One Writer’s Perspective

by

Published: June 5,2000

Crackle. Crackle. Crackle. Guitar, bass and harmonica in an anguished, three-part harmony. Bass begins jaunty, bouncing line, picked up by drums. Then a voice, dripping of Delta pain and utilizing a self-styled phonetic system.

Big boss man, can’t you hear me when I call?

Well, you ain’t so big, you just tall — that’s all.

The song is “Big Boss Man,” a 1961 tongue-in-cheek ditty (later covered by blues-rockers The Animals and others) about a hard-driving supervisor performed by the inimitable Jimmy Reed from Dunleith, Mississippi. The great Mr. Reed is just one piece of gold in a treasure chest that fell into my lap.

One weekend my wife and I made a trip to Scott County to help clean out the shop of my late father-in-law. From dark, spiderweb-choked nooks and crannies, we uncovered great old tools, books, furniture, dinnerware and a sundry other things, including hundreds of records — 45s and LPs. I brought them home, cleaned them, and pored over the covers and labels. Did I mention I had no turntable at the time?

Fortunately, my enterprising wife with a spare fiver made a garage sale steal and brought home a complete working stereo system a few months back. I haven’t been the same since.

The records and albums are primarily from the mid-1950s through the early-1960s. (Two 45s, languid, beautiful gospel records, go back to 1947 — by hard-living Hank Williams Sr.) That was just slightly before MTV, and the ears know it. They’re special. And they represent some of the greatest performances and performers in popular music.

Have you ever heard of Lefty Frizzell? Lefty (a huge influence on Merle Haggard) was a ‘60s honky tonker with one of the most unique, lilting voices in the industry’s history. While covered by many artists, his version of the macabre “The Long Black Veil”, told from the perspective of a man who hangs to protect the honor of his best friend’s wife, just sends me.

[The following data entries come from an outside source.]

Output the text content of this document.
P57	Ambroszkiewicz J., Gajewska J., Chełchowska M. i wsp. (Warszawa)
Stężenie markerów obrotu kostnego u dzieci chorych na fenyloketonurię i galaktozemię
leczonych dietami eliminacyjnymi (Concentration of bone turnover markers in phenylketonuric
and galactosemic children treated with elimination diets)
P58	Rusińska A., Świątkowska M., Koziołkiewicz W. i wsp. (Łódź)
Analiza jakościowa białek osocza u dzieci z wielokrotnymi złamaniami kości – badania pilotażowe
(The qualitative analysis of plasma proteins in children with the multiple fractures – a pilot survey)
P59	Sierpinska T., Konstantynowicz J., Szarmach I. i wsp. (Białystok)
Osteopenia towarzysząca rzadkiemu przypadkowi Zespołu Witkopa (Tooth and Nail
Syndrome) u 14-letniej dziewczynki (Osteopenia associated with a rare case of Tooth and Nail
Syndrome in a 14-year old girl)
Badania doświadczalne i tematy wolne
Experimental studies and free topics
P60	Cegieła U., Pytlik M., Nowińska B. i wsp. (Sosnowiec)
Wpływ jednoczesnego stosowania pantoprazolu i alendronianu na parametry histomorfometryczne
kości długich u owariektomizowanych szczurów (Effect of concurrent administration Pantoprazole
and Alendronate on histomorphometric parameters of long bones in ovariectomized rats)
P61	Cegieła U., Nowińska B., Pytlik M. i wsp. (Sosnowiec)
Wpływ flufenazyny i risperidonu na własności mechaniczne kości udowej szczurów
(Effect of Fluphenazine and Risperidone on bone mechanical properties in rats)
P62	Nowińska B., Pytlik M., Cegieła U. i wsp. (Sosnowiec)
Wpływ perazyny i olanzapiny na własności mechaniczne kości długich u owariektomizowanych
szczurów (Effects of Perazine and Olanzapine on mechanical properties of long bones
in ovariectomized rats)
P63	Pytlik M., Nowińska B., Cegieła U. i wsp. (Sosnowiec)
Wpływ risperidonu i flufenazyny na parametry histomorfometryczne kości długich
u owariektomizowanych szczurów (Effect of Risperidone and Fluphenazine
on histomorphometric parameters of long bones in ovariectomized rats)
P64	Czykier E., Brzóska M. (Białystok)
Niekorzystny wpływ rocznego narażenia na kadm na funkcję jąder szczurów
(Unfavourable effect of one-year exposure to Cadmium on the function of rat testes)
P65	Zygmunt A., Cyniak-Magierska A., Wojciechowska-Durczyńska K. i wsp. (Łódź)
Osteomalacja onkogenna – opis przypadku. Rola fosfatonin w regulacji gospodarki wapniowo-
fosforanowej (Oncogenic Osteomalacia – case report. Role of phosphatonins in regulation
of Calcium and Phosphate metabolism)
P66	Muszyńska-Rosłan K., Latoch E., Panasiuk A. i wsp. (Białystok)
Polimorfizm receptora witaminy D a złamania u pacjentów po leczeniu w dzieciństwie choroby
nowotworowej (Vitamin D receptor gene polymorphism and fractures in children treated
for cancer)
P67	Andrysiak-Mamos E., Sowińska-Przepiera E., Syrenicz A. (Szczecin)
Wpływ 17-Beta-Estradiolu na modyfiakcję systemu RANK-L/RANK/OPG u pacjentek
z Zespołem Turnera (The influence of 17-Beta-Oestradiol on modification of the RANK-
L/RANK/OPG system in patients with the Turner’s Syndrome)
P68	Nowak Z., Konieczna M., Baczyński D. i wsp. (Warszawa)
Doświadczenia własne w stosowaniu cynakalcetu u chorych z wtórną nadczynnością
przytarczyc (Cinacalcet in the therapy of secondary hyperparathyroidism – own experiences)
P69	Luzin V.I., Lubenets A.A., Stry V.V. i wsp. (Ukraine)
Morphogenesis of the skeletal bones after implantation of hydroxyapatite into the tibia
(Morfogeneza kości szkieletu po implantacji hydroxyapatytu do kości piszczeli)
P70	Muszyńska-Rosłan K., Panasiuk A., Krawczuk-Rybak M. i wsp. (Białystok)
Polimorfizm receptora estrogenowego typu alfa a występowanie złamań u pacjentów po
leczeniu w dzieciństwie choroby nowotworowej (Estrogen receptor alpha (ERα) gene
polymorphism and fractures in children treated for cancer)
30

But sometimes late at night, when the cold wind blows,

In a long black veil, she cries o’er my bones.

She walks these hills in a long black veil.

She visits my grave when the night-winds wail.

Nobody knows.

Nobody sees.

Nobody knows — but me.

If that’s a little too heavy, try some Roger Miller. One of the great singer/musician/songwriters of all time, the King of the Road’s masterpieces are primarily side-splitters such as “Kansas City Star,” a romp about a guy getting a job offer from Nebraska but having to turn it down because he’s a huge hit in Kansas City — as a kiddie-show cowboy.

Kansas City star, that’s what I are.

Yodel-e-de-lay-de, you ought to see my car.

Drive a big ol’ cadillac with wire wheels, rhinestones on the spokes.

I got credit down at the grocery store and my barber tells me jokes.

I’m the number one attraction at every supermarket parking lot.

I’m the king of Kansas City, no thanks Omaha, thanks a lot.

Stay tuned, we’re going to have a Popeye cartoon in a minute.

Or maybe just a simple love song, like “I’m Wanderin’.’” There’s nothing particularly outstanding about the lyrics, typical ‘50s angst-ridden lost-love song stuff, but there’s nothing ordinary at all about Jackie Wilson’s performance. Displaying his incredible power, range and control, “I’m Wanderin’” to me ranks as one of the greatest male vocal performances ever laid on vinyl. Nothing was left in the studio. He didn’t just sing the notes, he became them. Know what I mean? Jackie became the song, and the song became Jackie.

There’s a simple noun for that phenomenon — artistry.

That’s what all of the greats had in common — they were artists. Their sole objective was to write it, play it and sing it from the heart, staying true to the art.

Thus, another common denominator is that the works are simple, basic, honest. That’s the genius of them. There were no cheap tricks to fall back on, no knobs to turn in the studio to “adjust” the sound (most aren’t even in stereo). And, once again, there were no videos. The creation of art took precedence over the creation of wealth.

That’s not to say that many of these greats didn’t pursue and obtain wealth. And unfortunately too many died either directly or indirectly due to mismanaging fame and fortune. But when it came time to get down to business, the business was making music.

Yet, I believe something can be gleaned from these old records, these enduring musicians, and applied to business today. Keep it simple. Be passionate about what you do. Be earnest and honest. Don’t rely on gimmicks. Concentrate more on producing the best quality product possible and less on the money, which will come if you produce the best quality product possible. Avoid losing your balance and allowing work to wreck your personal life.

Maybe Jimmy Reed said it best:

Gonna find me a new boss man, one who treats me right.

Work hard in the daytime. Rest easy at night.

Big boss man, can’t you hear me when I call?

Well, you ain’t so big, you just tall — that’s all.